Acordam no Tribunal da Relação de Guimarães 1. Relatório A. F..., SA, propôs acção declarativa, sob a forma comum, contra C... Seguros - Companhia de Seguros, SA, pedindo que a Ré seja condenada a pagar-lhe a quantia de € 121.957,88, acrescida de juros, à taxa legal prevista para as dívidas comerciais, contados desde a citação até efectivo e integral pagamento.

Alegou, em síntese, que celebrou com a Ré um contrato de seguro do ramo Riscos Industriais, titulado pela apólice n.º ...58, pelo qual transferiu para ela o risco decorrente do furto ou roubo de produtos ou matérias-primas existentes nas suas instalações.
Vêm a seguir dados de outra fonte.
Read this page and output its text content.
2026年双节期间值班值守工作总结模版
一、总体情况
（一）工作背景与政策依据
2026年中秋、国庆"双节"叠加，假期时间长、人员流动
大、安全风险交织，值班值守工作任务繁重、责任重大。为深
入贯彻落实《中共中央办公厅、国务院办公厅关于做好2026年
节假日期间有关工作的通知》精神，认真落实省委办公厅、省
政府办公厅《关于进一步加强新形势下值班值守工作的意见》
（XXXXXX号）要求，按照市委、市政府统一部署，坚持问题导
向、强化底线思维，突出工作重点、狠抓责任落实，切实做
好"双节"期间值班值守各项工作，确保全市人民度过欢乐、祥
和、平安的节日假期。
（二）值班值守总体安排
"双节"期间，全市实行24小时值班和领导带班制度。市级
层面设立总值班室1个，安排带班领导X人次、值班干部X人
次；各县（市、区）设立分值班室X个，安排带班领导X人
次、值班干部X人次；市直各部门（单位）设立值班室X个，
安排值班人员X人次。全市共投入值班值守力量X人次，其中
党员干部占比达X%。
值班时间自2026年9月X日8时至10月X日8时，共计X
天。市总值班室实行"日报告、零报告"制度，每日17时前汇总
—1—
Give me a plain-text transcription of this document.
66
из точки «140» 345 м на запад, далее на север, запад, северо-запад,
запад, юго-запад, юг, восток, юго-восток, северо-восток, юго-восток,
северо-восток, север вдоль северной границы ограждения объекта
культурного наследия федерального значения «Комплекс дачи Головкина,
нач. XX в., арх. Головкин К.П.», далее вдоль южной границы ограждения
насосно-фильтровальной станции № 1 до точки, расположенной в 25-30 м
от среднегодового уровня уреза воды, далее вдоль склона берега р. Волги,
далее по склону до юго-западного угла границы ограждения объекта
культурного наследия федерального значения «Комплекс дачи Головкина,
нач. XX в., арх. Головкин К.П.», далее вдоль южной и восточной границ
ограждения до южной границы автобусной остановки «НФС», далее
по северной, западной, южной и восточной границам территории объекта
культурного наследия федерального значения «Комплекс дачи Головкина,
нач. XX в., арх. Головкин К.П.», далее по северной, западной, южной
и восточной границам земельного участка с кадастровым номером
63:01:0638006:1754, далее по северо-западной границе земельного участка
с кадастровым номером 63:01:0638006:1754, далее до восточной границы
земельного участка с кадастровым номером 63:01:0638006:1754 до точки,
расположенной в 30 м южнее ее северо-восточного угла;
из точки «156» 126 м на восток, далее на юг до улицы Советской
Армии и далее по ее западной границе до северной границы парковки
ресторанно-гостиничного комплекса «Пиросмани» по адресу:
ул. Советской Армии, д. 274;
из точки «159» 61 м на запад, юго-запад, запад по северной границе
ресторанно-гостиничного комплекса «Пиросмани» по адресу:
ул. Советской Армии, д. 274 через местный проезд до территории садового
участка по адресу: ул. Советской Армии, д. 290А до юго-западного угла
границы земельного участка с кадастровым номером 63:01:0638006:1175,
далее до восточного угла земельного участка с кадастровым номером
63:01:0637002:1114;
Invocou que, entre as 15 horas do dia 18 e as 21.05 horas do dia 19 de Abril de 2020, indivíduos cuja identidade não foi apurada, introduziram-se nas suas instalações, mediante arrombamento, tendo dali retirado peças de vestuário cujo valor ascende a € 310.811,20.

Feita a participação à Ré, esta comunicou-lhe, no dia 30 de Março de 2021, ter apurado um prejuízo de € 190 046,00, o qual, por aplicação da regra contida no art. 19.º das Condições Gerais da Apólice, teria de ser reduzido a € 128 346,00, descontados os 10% da franquia contratada, perfazendo assim € 115. 511,40.

Tendo aceite os valores indicados pela Ré, insistiu com esta pelo pagamento da indemnização, o que foi recusado, peticionando, assim, que, ao valor apurado, acresçam juros de mora, contados desde o 30.º dia subsequente à participação do sinistro à Ré.

*Citada, a Ré contestou apontando, também em síntese, as suas dúvidas quanto à verificação do sinistro nos termos que lhe foram participados pela Autora, daí a razão de ter recusado o pagamento da indemnização.

Acrescentou que, em qualquer caso, ao valor da indemnização haverá sempre que subtrair o valor da mercadoria que, entretanto, foi recuperada.

*Foi proferido despacho saneador tabular, seguido da delimitação dos termos do litígio e do enunciado dos temas da prova, após o que foi realizada a audiência de discussão e julgamento, a que se seguiu a sentença que julgou a acção procedente e, em consequência, condenou a Ré, C... Seguros - Companhia de Seguros, SA, a pagar à Autora, A. F..., SA, a quantia de € 115 511,40 (cento e quinze mil quinhentos e onze euros e quarenta cêntimos), acrescida de juros de mora, à taxa legal prevista no art. 102, 3.º §, do Código Comercial, vencidos desde 29 de Abril de 2021 e vincendos até efectivo e integral pagamento.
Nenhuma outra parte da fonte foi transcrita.